75 anni fa, il 16 giugno 1944, l’aviazione americana sferrò il primo bombardamento su Bratislava. L’attacco causò gravi danni e un numero considerevole di morti, soprattutto nella zona dell’obiettivo principale dell’incursione – la raffineria Apollo sulla sponda sinistra del Danubio, vicino al porto. L’impianto slovacco, secondo gli esperti dell’intelligence americana, era uno dei dieci più importanti produttori di petrolio nell’Europa centrale e contribuiva con la sua produzione a rifornire le truppe tedesche occupanti.

Su Bratislava furono lanciate bombe per un peso totale di 369 tonnellate, che oltre alla raffineria Apollo colpirono il porto invernale su Danubio, dove 15 navi furono affondate e furono colpiti numerosi edifici in centro, sul fiume (tra i quali quello che è oggi è il Museo nazionale slovacco) e nel distretto di Petržalka. A seguito dell’attacco finirono in ospedale quasi seicento persone, e altre settecento furono dichiarate disperse. I morti sono stati stimati da varie fonti in circa 300, mentre il governo dichiarò allora che le vittime furono 770.

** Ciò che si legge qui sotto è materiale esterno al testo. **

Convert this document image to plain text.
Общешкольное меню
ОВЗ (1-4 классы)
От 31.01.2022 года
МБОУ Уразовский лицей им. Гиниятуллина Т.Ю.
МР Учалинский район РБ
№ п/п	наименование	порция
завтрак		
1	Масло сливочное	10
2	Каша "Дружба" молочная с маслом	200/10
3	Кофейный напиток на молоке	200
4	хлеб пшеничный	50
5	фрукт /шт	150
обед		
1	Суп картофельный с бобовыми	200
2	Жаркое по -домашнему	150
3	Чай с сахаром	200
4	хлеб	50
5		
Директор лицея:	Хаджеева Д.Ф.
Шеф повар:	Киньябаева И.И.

Per sferrare l’attacco, che riguardò anche gli impianti petroliferi intorno a Vienna, decollò da Foggia, in Puglia, uno sciame di quasi seicento bombardieri pesanti statunitensi, tipo B-17 Fortezze Volanti e tipo B-24 Liberators. Questo ed altri bombardamenti tra maggio e giugno 1944, mentre nel frattempo gli alleati davano il via all’operazione D-Day, iniziando l’invasione della Normandia, compromisero gravemente la produzione di carburante della Germania.